Politics aside, though, the fact that McDonald's makes cappuccinos that actually look like cappuccinos -- unlike the infamous QuikTrip "cappuccino" of years past -- shows that coffee has come a long way in our food culture.

As McDonald's tears down the popular stereotype of the coffeehouse douchebag, the tension between mass-market appeal and specialty coffee is coming full circle. Believe it or not, it wasn't that long ago that coffee had a Joe six-pack image. (Or maybe that should be Joe double-shot?) So how did we arrive at this moment, when one of the culinary icons of the American working class has to aggressively re-brand itself as a specialty coffee chain?
click to enlarge Canal Street, New Orleans, 1935 - Walker Evans, Wikimedia Commons
Walker Evans, Wikimedia Commons
Canal Street, New Orleans, 1935
The United States was always a consumer of coffee, but it wasn't until World War II that the U.S., specifically New York City, became an international hub for coffee. German U-Boats kept trans-Atlantic shipments of coffee from reaching London and other traditional European coffee capitals. By default, the U.S. assumed the seat as the largest consumer of South American coffee. Today, the United States drinks approximately one-fifth of the world's coffee.

Coffee became ubiquitous in the American workplace in the 1940s and 1950s. At the time, coffee was largely a bulk commodity with little emphasis on quality. While the older Great Depression and World War II generation continued to drink coffee, the Baby Boomers were leaning towards another beverage quickly coming into its own as a global commodity: soda.

In the war for the hearts and minds of a generation of beverage consumers, portability was soda's secret weapon. Coffee requires cups, beans, a coffee maker, maybe a grinder or filters, cream and "one sugar, or two?" Most importantly, coffee requires time. Soda is pop and go, the drink for busy young people.

Coffee was stuck in the past. If a new generation of drinkers was going to be cultivated, the industry needed a makeover. In an attempt to rescue the market, the Specialty Coffee Association of America was formed in 1982 and, with select micro-roasters across the U.S., began the gourmet coffee movement.

The goal was to save coffee by taking it places soda couldn't go: varietals; the introduction of "Arabica" to everyday English; shade-grown coffee, organic and fair trade coffee. When's the last time you heard of a soda that had a "good" year? Ever bought a soda because it was made at a certain elevation? The closest thing I've heard to a geographic preference with soda is that Coke tastes better in Mexico.

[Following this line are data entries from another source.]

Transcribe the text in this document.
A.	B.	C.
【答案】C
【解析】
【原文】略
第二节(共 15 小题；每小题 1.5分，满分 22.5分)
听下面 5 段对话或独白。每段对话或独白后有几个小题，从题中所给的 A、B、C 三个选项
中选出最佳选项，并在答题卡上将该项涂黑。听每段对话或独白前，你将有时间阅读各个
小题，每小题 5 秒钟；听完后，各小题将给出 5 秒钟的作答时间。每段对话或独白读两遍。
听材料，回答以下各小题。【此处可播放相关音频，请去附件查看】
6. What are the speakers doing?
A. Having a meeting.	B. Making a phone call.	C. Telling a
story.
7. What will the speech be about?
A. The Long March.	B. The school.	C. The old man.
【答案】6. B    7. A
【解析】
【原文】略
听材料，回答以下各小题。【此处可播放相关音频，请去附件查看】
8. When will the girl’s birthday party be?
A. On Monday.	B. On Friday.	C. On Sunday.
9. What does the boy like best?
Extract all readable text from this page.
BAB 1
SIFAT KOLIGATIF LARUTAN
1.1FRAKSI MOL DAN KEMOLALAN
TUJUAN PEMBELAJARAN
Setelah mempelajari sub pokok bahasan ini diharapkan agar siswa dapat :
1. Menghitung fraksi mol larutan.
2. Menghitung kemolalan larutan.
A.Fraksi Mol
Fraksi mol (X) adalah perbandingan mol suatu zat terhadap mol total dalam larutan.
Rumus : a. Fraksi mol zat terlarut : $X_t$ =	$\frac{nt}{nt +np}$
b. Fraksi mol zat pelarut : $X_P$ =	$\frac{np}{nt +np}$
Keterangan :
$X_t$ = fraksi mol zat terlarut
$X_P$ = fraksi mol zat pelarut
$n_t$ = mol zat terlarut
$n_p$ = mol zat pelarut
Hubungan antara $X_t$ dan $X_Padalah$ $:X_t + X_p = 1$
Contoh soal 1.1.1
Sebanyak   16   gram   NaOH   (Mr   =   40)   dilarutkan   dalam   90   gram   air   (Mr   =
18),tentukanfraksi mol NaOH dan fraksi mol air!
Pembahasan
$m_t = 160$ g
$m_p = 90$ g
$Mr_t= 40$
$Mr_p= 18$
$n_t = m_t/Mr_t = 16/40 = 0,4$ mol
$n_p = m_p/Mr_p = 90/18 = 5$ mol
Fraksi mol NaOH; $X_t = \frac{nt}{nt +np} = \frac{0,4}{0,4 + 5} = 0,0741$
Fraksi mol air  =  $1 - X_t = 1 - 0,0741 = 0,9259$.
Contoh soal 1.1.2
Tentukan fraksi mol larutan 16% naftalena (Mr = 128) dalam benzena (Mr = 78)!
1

click to enlarge The original Starbucks in Seattle, WA. - User "Postdlf," Wikimedia Commons
User "Postdlf," Wikimedia Commons
The original Starbucks in Seattle, WA.
By taking coffee upscale it became a status symbol. Young professionals and others gravitated to it as a way to demonstrate that their success was allowing them to cultivate new tastes. Enter the coffee snob. What started as the passion of a core group of enthusiasts came to its eventual capitalist end: the mass-market phenomenon that is Starbucks.

Like it or not, Starbucks brought the specialty coffee movement to the everyday American. I once spoke with a barista who had owned a coffee house in Massachusetts. She complained that no one knew what a cappuccino was when her café was open. The year after she closed, however, a certain Seattle-based coffee company arrived and sent the town clamoring for lattes, espresso and macchiatos. People didn't try Starbucks and get into coffee out of pretension; they tried it out of the comfort and approachability that a corporate experience offers.

The success of coffee's re-invention and the meteoric rise of Starbucks forced national chains like McDonald's to reassess their core business and take coffee quality seriously. Indeed, fast food America has had to reinvent itself to meet this new coffee-driven consumer.

Coffee's journey has gone from work-a-day to gourmet and, perhaps with McDonald's entrance into the coffee market, back again. The difference this time is that quality coffee is a top concern, even for a fast-food giant. Regardless of where you buy your coffee, if you like turtlenecks or football, the rise of the coffeehouse snob helped push the rest of America towards a bolder, fresher cup of coffee.